For many of us, generous impulses come up relatively frequently (“They said not to bring anything, but I’ll pick up a bottle of wine,” “I wonder if my mom’s still sick, I’ll call to see how she’s doing” “I could pick up the tab for both of us”). However, our generous thoughts are often immediately followed by reasons to not follow through, such as “I don’t have time” or “I can’t afford it” and sometimes by stingy reasons like “Well, what has she done for me lately?”
Last week I went to a talk by American Buddhist teacher Joseph Goldstein. One of his topics was the impact of generosity on personal happiness and quality of life. He told us that about a year ago, he decided on a new policy: every time he had a generous impulse followed by a non-generous reaction, he would simply watch the non-generous thought--without judging the thought or himself--and then return to the original impulse and follow through. He said that, without question, this practice had substantially increased the joy and happiness in his life (and probably, the joy and happiness of others).

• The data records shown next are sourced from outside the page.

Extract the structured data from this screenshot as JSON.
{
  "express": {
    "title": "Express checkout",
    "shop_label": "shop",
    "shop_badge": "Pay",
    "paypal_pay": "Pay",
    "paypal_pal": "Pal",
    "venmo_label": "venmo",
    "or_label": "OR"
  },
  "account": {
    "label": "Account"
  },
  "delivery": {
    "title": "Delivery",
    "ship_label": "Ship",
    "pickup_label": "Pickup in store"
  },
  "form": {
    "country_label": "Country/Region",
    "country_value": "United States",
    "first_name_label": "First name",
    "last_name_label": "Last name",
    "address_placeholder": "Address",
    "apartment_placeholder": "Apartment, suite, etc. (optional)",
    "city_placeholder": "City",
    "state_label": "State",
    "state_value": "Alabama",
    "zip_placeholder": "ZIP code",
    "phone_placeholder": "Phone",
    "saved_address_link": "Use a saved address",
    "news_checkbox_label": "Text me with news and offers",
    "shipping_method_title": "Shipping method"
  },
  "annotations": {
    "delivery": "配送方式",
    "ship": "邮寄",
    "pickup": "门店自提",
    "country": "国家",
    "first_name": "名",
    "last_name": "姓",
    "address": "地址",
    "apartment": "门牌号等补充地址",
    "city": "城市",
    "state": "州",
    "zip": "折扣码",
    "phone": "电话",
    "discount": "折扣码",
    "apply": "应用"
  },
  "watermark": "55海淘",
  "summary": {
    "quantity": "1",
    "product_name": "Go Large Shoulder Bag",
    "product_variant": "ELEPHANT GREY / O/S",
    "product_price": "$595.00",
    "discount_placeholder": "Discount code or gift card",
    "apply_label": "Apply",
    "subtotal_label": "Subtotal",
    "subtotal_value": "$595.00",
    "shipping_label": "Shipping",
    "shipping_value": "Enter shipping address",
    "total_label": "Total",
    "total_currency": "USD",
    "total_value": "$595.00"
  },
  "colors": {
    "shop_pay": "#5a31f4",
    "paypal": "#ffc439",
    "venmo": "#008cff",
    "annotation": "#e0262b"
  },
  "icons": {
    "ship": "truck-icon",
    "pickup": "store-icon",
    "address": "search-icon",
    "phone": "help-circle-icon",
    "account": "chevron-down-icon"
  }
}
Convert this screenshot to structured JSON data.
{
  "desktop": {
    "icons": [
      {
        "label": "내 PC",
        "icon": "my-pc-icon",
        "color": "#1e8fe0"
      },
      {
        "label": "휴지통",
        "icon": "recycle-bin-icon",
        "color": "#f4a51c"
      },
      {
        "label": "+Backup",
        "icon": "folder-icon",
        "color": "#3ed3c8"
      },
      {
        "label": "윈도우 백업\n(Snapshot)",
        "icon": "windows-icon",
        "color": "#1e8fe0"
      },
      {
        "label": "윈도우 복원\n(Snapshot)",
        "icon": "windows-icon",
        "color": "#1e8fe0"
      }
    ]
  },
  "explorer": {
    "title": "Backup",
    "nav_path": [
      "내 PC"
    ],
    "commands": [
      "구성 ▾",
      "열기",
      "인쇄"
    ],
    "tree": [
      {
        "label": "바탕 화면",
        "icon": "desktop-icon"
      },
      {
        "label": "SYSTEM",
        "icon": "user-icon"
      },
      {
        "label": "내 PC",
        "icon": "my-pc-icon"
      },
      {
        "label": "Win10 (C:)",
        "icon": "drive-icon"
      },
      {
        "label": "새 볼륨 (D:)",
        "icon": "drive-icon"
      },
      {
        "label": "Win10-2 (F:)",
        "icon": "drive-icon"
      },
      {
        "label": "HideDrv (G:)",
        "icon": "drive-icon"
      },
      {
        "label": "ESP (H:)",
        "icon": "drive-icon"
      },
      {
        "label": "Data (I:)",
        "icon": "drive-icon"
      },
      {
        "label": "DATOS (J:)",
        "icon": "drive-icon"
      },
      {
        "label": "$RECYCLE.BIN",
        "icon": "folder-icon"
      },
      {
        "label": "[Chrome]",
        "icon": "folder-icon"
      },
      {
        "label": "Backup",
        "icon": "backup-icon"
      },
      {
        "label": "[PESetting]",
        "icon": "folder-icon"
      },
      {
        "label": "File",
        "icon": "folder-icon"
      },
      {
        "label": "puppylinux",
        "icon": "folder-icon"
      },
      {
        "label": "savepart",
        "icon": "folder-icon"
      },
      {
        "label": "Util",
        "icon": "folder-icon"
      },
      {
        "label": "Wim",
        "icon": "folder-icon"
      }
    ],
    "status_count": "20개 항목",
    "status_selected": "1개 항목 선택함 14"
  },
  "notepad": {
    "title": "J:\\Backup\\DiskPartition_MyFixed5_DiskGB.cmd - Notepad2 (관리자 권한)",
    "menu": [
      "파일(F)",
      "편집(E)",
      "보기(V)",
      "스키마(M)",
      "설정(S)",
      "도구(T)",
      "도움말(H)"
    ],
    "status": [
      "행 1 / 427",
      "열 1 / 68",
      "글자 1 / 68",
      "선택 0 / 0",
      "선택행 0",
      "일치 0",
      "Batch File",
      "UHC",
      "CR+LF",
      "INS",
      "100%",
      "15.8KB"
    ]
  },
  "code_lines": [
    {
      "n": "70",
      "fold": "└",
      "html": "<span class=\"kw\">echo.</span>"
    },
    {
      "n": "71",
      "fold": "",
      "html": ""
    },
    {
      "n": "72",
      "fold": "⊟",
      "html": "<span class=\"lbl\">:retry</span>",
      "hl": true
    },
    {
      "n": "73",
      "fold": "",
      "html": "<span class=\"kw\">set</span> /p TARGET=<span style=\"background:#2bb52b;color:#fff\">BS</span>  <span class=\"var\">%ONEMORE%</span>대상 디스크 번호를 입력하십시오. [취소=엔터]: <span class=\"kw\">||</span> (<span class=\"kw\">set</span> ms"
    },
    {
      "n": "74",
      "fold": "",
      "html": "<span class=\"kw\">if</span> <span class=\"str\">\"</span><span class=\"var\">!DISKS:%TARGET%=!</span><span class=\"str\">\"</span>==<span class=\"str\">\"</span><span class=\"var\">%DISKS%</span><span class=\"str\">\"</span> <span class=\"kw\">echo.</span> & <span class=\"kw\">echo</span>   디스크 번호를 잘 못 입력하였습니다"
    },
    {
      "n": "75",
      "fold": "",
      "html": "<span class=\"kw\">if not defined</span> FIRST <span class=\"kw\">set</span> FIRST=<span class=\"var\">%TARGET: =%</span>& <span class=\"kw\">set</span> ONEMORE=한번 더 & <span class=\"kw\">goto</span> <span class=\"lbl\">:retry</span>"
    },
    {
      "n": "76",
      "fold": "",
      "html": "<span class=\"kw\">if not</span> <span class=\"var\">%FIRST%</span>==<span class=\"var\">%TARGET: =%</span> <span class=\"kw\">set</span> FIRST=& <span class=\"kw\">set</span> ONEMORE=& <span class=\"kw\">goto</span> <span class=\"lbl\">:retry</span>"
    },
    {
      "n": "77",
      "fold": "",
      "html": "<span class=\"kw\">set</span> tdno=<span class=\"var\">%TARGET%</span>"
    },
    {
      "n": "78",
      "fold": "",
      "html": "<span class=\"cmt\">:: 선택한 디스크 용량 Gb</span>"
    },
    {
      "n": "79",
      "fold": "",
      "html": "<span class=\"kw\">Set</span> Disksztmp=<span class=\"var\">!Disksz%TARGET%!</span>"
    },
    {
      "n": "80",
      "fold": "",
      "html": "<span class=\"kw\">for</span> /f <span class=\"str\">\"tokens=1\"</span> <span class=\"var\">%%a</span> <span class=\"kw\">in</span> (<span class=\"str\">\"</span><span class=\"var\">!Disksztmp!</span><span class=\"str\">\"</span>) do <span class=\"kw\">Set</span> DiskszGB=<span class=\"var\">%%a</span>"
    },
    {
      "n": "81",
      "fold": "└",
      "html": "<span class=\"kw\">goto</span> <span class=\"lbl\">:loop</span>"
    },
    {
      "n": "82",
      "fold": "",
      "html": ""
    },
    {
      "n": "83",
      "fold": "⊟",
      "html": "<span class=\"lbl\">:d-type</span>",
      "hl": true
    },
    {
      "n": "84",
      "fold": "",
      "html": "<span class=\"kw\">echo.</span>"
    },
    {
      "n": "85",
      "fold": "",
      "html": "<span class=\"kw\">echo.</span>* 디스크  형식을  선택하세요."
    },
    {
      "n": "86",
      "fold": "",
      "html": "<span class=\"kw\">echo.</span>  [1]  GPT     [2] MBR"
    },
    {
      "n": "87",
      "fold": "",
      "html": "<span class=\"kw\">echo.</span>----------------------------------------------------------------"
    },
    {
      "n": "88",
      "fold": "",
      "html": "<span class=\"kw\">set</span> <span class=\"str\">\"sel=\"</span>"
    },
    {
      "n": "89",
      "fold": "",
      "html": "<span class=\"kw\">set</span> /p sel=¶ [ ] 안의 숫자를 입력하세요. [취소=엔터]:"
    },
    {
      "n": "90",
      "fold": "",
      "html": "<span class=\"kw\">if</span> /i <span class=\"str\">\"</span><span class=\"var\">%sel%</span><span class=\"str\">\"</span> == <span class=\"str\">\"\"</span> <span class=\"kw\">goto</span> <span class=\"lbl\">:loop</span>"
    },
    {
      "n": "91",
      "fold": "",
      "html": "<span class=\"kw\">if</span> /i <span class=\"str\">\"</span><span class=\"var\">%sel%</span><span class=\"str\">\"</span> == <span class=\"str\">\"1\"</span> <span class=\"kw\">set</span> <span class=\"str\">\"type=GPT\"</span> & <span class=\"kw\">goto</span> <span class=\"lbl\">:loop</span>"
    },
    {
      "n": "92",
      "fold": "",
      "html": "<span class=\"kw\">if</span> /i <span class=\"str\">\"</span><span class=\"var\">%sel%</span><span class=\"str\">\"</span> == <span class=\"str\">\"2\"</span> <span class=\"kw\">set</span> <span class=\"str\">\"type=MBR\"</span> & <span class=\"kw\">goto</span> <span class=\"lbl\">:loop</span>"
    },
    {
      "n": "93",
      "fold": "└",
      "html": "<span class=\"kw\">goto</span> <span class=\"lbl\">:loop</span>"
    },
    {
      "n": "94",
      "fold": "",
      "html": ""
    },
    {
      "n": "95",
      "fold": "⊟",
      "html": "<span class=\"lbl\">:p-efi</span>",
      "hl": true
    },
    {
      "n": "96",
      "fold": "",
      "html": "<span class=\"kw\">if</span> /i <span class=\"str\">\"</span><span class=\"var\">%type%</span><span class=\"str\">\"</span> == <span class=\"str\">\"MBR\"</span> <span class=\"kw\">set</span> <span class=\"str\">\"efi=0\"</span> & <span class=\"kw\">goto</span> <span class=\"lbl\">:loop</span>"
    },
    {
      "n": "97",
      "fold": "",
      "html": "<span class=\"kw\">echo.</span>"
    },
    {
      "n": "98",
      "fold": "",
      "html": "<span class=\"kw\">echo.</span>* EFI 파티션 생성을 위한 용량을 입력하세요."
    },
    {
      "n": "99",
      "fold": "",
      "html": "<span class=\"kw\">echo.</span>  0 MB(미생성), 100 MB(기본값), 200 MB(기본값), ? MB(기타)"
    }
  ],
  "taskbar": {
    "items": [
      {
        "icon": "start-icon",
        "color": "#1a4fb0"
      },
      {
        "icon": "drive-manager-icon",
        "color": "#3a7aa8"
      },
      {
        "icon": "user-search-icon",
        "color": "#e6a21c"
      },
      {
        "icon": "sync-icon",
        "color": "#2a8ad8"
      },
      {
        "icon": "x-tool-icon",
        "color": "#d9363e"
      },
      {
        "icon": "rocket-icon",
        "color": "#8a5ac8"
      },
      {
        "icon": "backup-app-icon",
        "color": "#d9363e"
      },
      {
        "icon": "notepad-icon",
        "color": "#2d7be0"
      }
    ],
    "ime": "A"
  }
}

What would it be like to try this?
In the past month, I had several generous impulses that I didn't follow through: “I should bring a baptism gift for my niece” followed by “She's two months old, she won't know the difference” and “I should offer to babysit for my friend's birthday so he can go out with his wife" followed by “If they need babysitter, they'll ask me.” When I look back at these instances, my reasons for not following through seem silly, untrue, or workable, and I regret my decision.
In contrast, I can think of several instances when I did follow through on generous impulses: “I'll email my colleague to see how her PhD defence went" and "I could get my friend a copy of that book we were talking about” and it felt great. The urge to not follow through still came up ("I'm busy right now" "He'll probably order it online himself") but I did it anyway.
Think of the last time you had a generous impulse and followed through. How did it feel? What was the impact on the recipient of your generosity--and on you?